One of the first things that started to change was the way I dressed. I remember the first assembly we attended looking around and realizing I was the only woman wearing pants. Every other woman was in a dress or skirt.
I was embarrassed that my Bible teacher hadn’t told me beforehand because if I had known, I absolutely would have worn a dress.
I started looking at the dresses I owned and realizing most of them wouldn’t be considered appropriate. They were either too short, too tight, or showed too much. Eventually I ended up throwing them all out and buying new ones that went below my knees and covered my chest.
We started noticing other things too. Men didn’t wear earrings.
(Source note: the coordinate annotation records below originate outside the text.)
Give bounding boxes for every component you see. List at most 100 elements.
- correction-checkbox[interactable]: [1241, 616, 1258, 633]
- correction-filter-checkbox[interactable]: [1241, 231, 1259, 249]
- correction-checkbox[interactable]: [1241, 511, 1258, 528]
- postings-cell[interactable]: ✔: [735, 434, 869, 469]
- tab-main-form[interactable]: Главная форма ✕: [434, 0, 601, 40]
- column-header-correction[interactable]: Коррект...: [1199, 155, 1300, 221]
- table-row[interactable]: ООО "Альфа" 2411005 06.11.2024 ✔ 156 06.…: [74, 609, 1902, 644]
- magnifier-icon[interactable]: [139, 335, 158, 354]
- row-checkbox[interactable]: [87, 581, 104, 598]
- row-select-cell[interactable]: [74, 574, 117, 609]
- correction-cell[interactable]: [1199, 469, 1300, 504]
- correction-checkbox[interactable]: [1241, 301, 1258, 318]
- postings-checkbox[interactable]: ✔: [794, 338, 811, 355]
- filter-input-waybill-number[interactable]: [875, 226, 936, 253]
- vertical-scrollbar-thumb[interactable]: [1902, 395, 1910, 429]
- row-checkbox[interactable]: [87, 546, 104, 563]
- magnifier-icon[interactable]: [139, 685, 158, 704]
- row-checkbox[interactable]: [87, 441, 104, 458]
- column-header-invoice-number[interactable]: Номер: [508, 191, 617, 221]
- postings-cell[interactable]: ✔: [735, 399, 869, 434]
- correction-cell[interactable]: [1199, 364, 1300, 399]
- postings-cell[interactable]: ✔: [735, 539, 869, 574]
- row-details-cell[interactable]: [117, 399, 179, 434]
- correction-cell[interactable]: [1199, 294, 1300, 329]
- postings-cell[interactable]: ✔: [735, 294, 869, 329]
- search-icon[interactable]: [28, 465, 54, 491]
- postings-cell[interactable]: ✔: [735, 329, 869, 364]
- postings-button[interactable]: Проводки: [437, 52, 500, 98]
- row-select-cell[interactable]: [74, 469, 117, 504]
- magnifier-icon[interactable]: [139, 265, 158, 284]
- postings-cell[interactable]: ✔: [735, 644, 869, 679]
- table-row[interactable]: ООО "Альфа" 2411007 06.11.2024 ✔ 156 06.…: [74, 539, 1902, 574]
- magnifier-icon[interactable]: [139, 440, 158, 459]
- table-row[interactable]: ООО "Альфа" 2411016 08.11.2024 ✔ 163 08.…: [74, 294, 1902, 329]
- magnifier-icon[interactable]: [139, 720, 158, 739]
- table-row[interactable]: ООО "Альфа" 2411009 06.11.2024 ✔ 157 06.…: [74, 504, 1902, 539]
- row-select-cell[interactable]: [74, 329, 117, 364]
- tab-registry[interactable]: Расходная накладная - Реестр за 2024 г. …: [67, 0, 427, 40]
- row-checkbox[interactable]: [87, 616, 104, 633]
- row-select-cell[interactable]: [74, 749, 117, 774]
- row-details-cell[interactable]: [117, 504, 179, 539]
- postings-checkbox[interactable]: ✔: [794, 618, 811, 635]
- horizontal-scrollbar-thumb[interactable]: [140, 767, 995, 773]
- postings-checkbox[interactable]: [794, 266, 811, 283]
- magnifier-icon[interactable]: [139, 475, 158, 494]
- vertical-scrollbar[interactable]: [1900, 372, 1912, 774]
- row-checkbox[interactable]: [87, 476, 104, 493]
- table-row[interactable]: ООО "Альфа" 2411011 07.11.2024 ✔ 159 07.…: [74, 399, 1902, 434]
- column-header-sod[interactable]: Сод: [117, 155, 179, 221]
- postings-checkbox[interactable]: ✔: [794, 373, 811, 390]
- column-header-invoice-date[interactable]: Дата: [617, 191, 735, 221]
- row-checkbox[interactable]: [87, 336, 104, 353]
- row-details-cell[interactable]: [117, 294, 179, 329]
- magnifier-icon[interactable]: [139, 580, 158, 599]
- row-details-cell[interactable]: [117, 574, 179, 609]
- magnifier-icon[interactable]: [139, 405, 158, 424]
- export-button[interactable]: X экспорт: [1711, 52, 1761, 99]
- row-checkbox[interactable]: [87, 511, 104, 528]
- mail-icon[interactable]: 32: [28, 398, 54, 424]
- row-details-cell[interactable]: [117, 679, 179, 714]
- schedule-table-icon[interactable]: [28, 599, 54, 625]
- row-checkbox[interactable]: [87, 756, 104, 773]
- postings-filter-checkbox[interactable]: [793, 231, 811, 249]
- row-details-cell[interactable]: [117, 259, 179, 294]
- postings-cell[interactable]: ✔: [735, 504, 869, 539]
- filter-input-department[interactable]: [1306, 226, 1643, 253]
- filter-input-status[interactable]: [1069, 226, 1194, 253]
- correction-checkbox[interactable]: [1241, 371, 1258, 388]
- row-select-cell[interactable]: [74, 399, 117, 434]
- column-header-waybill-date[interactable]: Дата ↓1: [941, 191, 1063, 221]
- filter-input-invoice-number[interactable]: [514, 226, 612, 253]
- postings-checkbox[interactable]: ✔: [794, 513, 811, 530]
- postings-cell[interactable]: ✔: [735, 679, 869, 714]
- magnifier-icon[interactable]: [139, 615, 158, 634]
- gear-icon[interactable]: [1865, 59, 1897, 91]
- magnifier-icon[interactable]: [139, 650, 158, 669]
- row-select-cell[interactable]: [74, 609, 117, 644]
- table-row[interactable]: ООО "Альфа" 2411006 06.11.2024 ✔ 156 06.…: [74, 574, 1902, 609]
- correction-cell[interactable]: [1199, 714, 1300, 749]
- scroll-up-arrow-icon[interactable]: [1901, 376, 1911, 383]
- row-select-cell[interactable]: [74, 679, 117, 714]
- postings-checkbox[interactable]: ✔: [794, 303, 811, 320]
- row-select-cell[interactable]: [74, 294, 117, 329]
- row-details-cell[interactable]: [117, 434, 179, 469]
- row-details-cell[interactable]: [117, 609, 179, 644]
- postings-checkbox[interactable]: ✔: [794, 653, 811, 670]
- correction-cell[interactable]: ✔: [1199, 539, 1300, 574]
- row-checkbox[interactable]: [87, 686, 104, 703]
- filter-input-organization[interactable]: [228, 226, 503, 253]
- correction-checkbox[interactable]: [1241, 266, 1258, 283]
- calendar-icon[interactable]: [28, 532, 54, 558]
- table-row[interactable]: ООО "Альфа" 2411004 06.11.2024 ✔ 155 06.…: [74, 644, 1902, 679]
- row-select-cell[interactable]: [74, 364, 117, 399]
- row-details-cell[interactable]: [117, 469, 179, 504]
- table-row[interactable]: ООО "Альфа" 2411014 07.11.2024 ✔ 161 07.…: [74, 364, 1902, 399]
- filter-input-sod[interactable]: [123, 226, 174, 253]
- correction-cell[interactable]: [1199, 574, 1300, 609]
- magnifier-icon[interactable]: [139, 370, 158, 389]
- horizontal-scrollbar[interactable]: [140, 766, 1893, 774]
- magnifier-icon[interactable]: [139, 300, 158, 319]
Of course, smoking pot had to stop.
And one thing that was actually really hard for us was getting rid of all of our horror movies. My husband and I loved scary movies. Watching them was one of the things we bonded over. But we were told they were spiritistic, so we threw them all out.
Our lives started changing quickly.
Because we were coming to the Kingdom Hall regularly and trying to participate, it became obvious that we were living together while unmarried, which wasn’t acceptable. Two sisters from the congregation came over to talk with us about it. They explained that if we wanted to continue progressing, we either needed to get married or stop living together.
We had already been planning to get married, but after that conversation we decided to move the wedding up.
We ended up getting married at my grandma’s house in a very small wedding. My husband and I didn’t really plan it ourselves. I allowed my mom to take over most of it, and many friends and people I loved weren’t invited.
I even wore my mom’s wedding dress so I wouldn’t spend money or time looking for one. The only thing we really paid for were flowers.
It wasn’t the wedding I had ever imagined.
But at the time, none of that mattered as much as the feeling that we were doing the right thing.
When I look back now, I don’t feel angry at the eighteen-year-old version of me.
In many ways, I feel happy for her.
She had spent much of her life searching for where she belonged, and for the first time she believed she had found it.
She had structure where there had once been chaos. She had hope where there had been grief. She had purpose where life had once felt uncertain.
And most importantly, she felt like she mattered.
When someone offers you belonging, purpose, and the promise that all the pain of this world will one day be fixed, it is very hard not to believe it.
At eighteen years old, it felt like the most beautiful answer to life’s questions I had ever heard.
But life has a way of continuing to unfold in ways we don’t expect. Over time, experiences, questions, and new understandings began to shape my path in ways I never could have imagined at eighteen.
That part of the story would come later.